Und wenn, dann zumeist nur, um den eigenen Minister zu entschuldigen, wobei die französische Staatsekretärin Sabrina Agresti-Roubache mit dem Verweis auf die Eröffnung der Olympischen Spiele in Paris kommenden Freitag, noch die beste Ausrede für die Abwesenheit ihres Chefs vorbringen konnte.
Im schlimmsten Fall: Ein halbes Jahr Stillstand
Ohnehin ist es nur allzu offensichtlich, dass die selbsternannte Ukraine-Friedensmission des ungarischen Ministerpräsidenten Viktor Orbán und vor allem seine Gespräche mit Kremlchef Wladimir Putin und Chinas Machthaber Xi Jinping, in den meisten EU-Mitgliedsstaaten viel Unmut auslöste - was zu diesem Teilboykott führte. Vor allem, weil Ungarns Ministerpräsident durch das Verwenden des EU-Logos suggerierte, er spreche für die EU, was in Moskau und Peking auch propagandistisch ausgeschlachtet wird.
Keiner der zuständigen EU-Kommissare wird deshalb nach Budapest reisen und bei diesem Innen-Rat sind insgesamt nur zehn von 27 Ressortchefs dabei. Bundesinnenministerin Nancy Faeser ließ sich aus Termingründen entschuldigen. Und auch Bundesjustizminister Marco Buschmann hat für den morgigen Justizrat abgesagt, für den bisher noch weniger Minister als heute zugesagt haben.

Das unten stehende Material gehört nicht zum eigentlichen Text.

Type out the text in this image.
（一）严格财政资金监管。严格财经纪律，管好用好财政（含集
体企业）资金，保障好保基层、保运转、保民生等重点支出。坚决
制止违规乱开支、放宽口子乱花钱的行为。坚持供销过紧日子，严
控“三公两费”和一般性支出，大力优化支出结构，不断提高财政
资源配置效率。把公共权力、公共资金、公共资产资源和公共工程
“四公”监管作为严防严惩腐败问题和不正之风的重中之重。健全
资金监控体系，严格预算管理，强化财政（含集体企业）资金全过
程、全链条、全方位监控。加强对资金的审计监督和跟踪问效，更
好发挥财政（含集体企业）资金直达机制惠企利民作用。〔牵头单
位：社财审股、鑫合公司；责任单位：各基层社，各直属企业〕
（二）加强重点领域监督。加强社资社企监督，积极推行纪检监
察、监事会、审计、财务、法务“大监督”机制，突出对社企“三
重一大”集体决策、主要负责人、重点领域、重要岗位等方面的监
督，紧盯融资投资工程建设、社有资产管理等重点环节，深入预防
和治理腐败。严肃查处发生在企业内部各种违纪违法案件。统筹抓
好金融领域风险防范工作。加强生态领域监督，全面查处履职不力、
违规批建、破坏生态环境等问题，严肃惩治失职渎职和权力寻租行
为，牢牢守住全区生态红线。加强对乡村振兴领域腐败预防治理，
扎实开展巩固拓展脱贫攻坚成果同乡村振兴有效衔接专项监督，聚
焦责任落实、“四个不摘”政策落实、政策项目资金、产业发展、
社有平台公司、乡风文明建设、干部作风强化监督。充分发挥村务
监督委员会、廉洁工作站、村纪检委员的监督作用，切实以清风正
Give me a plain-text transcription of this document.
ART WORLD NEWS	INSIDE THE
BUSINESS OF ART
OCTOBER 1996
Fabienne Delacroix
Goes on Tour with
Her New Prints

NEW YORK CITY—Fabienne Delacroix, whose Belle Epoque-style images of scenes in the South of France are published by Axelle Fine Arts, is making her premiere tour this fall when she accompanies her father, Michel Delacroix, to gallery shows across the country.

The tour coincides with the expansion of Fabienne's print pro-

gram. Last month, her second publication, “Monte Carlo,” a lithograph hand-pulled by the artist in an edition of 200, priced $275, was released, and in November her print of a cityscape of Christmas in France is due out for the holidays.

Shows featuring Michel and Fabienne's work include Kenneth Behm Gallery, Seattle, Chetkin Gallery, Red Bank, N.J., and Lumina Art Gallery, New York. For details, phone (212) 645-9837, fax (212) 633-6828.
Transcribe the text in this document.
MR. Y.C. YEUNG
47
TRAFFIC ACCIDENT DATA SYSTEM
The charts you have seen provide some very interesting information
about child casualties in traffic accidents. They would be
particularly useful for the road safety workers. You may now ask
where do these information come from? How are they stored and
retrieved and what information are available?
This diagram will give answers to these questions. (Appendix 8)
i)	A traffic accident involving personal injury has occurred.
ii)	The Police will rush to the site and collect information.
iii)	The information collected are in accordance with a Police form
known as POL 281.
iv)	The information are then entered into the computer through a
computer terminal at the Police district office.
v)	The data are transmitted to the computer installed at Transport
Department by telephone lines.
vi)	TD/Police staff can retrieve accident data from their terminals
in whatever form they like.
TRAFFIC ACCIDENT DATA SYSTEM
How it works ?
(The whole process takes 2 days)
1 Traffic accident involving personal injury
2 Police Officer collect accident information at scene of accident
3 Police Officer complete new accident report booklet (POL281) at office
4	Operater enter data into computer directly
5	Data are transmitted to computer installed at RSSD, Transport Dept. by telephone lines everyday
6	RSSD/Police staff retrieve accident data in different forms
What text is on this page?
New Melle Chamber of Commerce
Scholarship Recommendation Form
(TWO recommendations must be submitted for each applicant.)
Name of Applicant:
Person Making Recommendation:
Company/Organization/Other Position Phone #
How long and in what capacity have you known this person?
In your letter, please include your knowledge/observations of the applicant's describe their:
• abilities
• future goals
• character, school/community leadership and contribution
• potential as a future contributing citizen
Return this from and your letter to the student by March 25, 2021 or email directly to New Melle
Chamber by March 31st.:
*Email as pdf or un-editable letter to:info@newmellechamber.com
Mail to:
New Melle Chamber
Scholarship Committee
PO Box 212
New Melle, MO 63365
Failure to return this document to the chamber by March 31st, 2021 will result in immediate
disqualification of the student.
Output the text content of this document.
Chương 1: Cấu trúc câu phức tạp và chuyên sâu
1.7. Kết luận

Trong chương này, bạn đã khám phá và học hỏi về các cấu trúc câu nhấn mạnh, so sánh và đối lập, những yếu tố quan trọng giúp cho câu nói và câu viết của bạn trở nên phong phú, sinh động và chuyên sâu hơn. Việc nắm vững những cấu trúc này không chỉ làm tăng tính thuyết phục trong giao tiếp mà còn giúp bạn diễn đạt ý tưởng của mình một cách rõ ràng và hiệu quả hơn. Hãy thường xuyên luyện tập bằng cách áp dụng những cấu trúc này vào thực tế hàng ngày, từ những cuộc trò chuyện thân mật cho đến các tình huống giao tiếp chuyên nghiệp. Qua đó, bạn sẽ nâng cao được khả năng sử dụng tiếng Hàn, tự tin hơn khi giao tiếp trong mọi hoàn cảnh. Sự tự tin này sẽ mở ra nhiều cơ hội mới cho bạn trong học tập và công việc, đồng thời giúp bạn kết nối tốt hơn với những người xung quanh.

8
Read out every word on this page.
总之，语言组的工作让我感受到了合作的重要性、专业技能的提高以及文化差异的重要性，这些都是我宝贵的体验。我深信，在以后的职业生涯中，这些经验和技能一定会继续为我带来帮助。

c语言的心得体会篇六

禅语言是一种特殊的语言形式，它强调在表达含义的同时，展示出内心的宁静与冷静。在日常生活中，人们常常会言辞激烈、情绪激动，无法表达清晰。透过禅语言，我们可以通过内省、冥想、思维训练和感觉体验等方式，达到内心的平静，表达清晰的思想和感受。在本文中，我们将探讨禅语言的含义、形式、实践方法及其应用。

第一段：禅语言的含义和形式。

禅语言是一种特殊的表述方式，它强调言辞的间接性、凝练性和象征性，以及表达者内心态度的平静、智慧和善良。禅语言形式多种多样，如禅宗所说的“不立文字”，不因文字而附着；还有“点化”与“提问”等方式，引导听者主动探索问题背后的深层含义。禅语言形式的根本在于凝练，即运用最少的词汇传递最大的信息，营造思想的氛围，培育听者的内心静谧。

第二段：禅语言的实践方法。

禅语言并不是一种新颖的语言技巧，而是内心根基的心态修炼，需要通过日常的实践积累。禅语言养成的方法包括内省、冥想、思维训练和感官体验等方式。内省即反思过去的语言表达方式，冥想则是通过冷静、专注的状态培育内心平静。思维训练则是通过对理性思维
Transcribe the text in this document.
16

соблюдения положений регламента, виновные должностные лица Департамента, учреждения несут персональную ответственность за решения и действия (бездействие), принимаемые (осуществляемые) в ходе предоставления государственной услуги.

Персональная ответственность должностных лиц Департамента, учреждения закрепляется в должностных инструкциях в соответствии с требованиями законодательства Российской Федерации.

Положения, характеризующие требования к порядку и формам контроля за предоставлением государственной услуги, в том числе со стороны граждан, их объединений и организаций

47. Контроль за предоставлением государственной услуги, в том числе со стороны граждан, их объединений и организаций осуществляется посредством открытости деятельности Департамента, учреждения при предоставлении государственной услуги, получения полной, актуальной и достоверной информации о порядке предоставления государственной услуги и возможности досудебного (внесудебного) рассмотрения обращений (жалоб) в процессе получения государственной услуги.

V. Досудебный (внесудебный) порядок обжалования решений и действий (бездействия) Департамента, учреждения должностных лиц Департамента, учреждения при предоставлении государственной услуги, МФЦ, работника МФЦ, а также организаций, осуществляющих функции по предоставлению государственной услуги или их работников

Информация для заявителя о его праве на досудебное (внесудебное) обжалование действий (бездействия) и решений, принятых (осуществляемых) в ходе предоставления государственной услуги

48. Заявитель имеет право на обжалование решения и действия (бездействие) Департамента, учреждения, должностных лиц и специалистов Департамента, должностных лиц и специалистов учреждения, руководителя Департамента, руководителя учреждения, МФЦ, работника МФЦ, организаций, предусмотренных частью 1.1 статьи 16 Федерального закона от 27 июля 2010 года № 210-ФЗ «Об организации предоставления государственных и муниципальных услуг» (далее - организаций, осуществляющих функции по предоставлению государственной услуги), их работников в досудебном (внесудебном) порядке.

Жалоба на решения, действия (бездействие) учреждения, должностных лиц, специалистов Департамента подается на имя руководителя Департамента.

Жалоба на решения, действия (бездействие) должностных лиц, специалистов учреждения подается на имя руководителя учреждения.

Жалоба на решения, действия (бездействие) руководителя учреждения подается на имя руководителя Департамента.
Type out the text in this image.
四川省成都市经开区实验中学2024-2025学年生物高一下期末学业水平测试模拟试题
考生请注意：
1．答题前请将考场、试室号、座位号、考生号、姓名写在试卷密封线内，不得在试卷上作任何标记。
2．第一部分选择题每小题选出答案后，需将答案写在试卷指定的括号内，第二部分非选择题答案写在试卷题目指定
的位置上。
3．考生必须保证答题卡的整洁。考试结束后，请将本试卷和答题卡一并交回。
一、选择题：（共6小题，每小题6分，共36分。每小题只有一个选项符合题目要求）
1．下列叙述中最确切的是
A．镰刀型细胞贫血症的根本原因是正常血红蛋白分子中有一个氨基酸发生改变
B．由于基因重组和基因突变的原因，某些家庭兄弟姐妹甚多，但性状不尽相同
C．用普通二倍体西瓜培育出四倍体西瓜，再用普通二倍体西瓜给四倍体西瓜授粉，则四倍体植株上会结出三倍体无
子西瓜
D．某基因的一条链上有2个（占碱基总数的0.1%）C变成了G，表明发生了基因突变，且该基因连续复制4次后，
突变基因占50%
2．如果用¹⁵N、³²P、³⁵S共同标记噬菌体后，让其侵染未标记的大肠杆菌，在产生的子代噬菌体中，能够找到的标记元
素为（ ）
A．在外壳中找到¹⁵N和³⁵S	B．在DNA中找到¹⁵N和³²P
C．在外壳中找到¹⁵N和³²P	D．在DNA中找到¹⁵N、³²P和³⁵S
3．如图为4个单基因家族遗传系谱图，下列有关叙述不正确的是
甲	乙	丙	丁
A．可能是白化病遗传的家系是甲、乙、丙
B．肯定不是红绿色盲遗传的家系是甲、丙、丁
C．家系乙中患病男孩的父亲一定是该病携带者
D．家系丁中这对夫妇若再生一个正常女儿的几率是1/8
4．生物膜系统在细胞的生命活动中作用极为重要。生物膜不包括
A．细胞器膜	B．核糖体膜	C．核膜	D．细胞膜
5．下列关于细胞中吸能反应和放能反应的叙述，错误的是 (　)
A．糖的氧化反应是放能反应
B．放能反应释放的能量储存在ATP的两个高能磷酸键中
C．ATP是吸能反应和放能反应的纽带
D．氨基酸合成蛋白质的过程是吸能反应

Das lässt wenig Gutes ahnen für die 230 Veranstaltungen, die im Rahmen der ungarischen Ratspräsidentschaft in Budapest geplant sind; darunter 16 informelle Ratssitzungen, ein EU-Gipfel und eine Tagung der Europäischen Politischen Gemeinschaft, an der neben den 27 Mitgliedsländern noch weitere 18 weitere Staaten teilnehmen sollen. Im schlimmsten Fall droht der Europäischen Union nun ein halbes Jahr Stillstand.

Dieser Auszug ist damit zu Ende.